The study led by Manel Esteller used 32 pairs of homosexuals to perform DNA tests and fill out lifestyle questionnaires. The researchers used facial recognition software to identify similarities between the participants’ faces – some of whom even lived on different continents.
Sixteen of these 32 pairs achieved overall scores similar to identical twins analyzed by the same program. The researchers then compared the DNA of these 16 pairs of pairs to see if the DNA was similar to the faces.
The researchers found that the 16 pairs that were “true” similar shared significantly more genes than the other 16 pairs deemed less similar by the program.
“These people are really similar because they share important parts of their genome, or DNA sequences,” Manel Esteller told the paper. New York times. He added that more similar people with more similar genes is common sense, but this has never been proven.
However, our appearance is not determined by DNA alone. Living experiences and those of our ancestors influence which of our genes are turned on or off – what scientists call epigenomes.
The microbiome, our microscopic community of bacteria, fungi and viruses, is influenced by our environment even more. Esteller found that while the genomes were similar, the epigenomes and microbiomes were different. “Genetics holds them together, epigenetics and microbiome separates them,” he said.

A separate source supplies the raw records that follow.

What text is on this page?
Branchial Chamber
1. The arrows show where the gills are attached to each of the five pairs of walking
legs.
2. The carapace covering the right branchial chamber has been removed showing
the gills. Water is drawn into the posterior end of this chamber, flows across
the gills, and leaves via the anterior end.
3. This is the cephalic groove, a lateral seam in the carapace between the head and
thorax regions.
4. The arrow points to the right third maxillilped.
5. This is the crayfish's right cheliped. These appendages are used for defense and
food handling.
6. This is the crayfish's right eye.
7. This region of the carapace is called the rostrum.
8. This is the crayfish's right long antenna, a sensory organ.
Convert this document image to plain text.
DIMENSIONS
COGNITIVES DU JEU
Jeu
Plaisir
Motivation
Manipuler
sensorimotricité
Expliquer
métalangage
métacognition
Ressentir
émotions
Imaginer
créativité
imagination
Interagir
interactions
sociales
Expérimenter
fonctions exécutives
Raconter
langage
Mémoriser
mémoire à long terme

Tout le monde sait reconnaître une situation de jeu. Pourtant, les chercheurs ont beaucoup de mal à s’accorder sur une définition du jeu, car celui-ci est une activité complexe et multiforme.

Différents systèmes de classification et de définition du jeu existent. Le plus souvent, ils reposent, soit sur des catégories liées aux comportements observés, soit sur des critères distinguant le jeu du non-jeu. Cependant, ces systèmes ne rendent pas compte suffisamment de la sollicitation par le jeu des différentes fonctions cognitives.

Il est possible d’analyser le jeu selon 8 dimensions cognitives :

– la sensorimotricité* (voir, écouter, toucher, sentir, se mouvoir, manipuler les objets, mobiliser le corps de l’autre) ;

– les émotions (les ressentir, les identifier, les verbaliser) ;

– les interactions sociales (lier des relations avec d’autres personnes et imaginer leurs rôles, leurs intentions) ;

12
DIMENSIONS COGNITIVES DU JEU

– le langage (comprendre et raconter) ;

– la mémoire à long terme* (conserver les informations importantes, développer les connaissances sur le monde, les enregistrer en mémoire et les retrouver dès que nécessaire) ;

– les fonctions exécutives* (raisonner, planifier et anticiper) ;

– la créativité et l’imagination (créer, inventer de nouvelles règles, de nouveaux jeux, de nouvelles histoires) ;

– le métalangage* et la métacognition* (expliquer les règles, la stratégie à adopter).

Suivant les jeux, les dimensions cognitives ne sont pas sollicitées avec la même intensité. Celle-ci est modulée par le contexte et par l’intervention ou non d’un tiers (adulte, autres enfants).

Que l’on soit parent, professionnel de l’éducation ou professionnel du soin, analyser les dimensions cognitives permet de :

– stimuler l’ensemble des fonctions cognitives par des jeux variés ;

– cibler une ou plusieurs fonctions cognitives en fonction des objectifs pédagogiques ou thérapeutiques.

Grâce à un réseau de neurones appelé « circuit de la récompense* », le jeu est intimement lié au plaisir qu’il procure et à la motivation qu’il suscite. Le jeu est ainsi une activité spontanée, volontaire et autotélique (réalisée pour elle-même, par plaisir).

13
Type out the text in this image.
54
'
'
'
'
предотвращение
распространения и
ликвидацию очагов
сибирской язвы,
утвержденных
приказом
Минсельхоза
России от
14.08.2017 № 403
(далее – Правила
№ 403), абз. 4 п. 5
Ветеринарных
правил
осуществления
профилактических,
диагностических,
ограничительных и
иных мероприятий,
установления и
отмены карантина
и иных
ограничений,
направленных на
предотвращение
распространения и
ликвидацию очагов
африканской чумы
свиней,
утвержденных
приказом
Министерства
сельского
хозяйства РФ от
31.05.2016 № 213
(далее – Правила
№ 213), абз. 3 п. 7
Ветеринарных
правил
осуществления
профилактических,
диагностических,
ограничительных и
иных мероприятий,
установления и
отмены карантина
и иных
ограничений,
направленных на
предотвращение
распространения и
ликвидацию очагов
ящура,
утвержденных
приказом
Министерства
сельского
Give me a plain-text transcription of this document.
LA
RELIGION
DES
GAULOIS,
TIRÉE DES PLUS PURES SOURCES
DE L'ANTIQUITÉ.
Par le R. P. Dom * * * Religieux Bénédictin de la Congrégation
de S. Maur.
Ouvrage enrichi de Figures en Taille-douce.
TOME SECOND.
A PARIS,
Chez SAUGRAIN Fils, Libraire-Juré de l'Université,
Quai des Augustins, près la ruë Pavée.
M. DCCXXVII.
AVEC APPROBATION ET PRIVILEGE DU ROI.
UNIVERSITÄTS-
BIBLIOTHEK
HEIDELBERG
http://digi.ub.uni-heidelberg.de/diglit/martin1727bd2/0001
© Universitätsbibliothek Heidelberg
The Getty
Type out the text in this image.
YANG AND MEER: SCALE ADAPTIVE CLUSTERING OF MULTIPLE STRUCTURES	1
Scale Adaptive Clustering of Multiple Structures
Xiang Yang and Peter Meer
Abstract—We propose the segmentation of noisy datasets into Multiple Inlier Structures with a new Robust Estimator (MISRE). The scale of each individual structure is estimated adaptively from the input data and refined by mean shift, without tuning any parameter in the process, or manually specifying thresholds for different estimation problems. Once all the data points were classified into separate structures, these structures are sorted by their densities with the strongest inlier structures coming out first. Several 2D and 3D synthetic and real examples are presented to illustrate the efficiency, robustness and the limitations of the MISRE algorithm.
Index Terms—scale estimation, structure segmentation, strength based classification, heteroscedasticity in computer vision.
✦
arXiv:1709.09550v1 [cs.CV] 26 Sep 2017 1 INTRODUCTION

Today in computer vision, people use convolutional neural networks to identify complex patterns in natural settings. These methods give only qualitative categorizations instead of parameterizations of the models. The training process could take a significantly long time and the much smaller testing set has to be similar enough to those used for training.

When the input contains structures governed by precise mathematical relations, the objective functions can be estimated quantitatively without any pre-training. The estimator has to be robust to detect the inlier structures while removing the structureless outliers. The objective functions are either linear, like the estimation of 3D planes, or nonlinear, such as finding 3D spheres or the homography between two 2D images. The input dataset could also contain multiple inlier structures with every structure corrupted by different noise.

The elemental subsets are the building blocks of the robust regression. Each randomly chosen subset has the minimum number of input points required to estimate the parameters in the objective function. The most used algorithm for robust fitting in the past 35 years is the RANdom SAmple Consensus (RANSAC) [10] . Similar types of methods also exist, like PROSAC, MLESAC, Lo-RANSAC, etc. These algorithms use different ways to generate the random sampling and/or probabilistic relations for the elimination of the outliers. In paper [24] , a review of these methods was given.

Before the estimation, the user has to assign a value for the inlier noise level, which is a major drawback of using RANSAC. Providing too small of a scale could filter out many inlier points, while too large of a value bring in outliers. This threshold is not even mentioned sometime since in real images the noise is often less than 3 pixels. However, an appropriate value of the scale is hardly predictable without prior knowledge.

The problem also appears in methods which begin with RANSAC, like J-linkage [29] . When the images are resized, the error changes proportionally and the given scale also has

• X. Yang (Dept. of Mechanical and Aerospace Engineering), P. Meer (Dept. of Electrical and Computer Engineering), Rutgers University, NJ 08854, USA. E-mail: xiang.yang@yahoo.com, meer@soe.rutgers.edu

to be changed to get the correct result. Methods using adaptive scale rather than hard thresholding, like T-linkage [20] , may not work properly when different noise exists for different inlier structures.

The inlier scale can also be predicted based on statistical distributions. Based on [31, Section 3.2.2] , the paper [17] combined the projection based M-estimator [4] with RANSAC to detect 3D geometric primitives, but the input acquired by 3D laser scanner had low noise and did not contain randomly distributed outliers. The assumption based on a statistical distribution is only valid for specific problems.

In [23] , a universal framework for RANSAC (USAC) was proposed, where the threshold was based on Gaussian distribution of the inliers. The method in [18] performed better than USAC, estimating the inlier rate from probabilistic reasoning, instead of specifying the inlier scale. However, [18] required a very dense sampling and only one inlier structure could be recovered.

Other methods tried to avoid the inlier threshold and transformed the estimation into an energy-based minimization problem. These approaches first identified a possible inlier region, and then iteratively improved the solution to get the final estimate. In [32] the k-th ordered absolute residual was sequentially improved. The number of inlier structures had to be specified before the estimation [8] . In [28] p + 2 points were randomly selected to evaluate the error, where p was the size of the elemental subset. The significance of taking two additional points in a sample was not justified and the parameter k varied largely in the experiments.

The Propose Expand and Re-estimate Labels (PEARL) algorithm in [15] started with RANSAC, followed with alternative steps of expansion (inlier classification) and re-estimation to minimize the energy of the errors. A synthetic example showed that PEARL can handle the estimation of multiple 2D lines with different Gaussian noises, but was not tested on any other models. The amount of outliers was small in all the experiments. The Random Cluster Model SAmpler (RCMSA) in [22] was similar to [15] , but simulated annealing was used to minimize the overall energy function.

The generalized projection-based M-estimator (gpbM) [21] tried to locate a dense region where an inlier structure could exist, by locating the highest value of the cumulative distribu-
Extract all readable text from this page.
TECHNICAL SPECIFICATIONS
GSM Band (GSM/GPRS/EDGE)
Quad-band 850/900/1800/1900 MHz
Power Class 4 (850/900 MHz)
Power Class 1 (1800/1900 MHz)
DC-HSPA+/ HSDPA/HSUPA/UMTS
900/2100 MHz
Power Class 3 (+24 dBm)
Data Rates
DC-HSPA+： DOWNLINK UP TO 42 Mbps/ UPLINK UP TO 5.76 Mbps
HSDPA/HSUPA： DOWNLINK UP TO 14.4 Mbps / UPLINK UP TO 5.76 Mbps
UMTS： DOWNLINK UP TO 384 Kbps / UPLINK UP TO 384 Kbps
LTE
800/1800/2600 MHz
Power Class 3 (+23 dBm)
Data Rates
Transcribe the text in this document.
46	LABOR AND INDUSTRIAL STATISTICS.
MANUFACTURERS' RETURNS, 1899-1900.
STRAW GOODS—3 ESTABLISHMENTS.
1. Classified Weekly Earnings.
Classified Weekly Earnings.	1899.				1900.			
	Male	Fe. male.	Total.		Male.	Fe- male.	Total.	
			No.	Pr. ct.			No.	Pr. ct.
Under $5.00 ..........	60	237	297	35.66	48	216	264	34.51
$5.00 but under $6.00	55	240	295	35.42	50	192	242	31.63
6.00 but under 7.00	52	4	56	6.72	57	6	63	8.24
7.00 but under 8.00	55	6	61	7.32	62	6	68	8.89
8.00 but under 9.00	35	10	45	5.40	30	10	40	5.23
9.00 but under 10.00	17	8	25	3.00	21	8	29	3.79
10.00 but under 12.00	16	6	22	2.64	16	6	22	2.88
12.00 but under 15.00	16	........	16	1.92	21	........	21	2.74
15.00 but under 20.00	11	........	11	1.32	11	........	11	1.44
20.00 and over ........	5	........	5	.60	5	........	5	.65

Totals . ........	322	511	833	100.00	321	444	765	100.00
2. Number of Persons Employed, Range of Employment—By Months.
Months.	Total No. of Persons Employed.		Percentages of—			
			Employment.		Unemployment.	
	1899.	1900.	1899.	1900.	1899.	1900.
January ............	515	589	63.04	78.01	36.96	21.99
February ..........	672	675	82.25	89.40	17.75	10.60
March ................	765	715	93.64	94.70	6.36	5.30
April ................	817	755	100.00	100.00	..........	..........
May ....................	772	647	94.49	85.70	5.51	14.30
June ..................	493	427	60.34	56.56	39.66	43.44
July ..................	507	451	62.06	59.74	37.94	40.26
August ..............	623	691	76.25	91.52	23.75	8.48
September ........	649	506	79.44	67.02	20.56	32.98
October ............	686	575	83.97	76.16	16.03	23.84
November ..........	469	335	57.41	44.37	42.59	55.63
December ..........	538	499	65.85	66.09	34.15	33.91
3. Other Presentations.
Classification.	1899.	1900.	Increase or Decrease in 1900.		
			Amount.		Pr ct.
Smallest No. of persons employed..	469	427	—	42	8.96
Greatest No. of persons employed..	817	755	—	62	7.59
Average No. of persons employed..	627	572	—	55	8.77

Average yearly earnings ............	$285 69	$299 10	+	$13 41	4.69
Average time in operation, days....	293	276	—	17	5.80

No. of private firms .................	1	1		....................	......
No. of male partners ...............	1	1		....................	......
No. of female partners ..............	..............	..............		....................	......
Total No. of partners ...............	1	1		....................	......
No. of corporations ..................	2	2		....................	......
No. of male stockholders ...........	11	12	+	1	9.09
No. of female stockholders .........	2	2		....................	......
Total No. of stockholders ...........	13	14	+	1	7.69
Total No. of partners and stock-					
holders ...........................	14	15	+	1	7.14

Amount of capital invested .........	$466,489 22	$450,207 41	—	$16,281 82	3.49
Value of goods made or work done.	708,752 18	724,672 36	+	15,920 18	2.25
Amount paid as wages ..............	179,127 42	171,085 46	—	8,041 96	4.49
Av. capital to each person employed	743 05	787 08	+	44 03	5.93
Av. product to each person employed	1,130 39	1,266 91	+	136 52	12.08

This shows us that the couples’ similar appearances have more to do with their DNA than the environments they grew up in, a fact that surprised Esteller, who expected to see a greater environmental impact.
Since similarities’ appearances are more attributable to shared genes than shared life experiences, this means, to some extent, that the similarities are just fluke, fueled by population growth. “Now there are so many people in the world that the system is repeating itself,” he said.
The researcher hopes that the study’s findings will help clinicians diagnose the disease in the future — if people have enough similar genes to look alike, they may also share disease tendencies. He also noted that there may be links between facial features and behavioral patterns, and that the study’s findings could one day help forensic science by providing a glimpse into criminal suspects’ faces known only from DNA samples.
However, Daphne Marchenko, a postdoctoral researcher at Stanford Center for Bioethicswho was not involved in the study, urged caution in applying the findings to forensic medicine.
“We have already seen many examples of how current face algorithms are being used to reinforce existing racial bias in things like housing, employment, jobs and criminal profiling,” Marchenko said, adding that the study “raises many important ethical considerations.”
The full text of the study can be found here.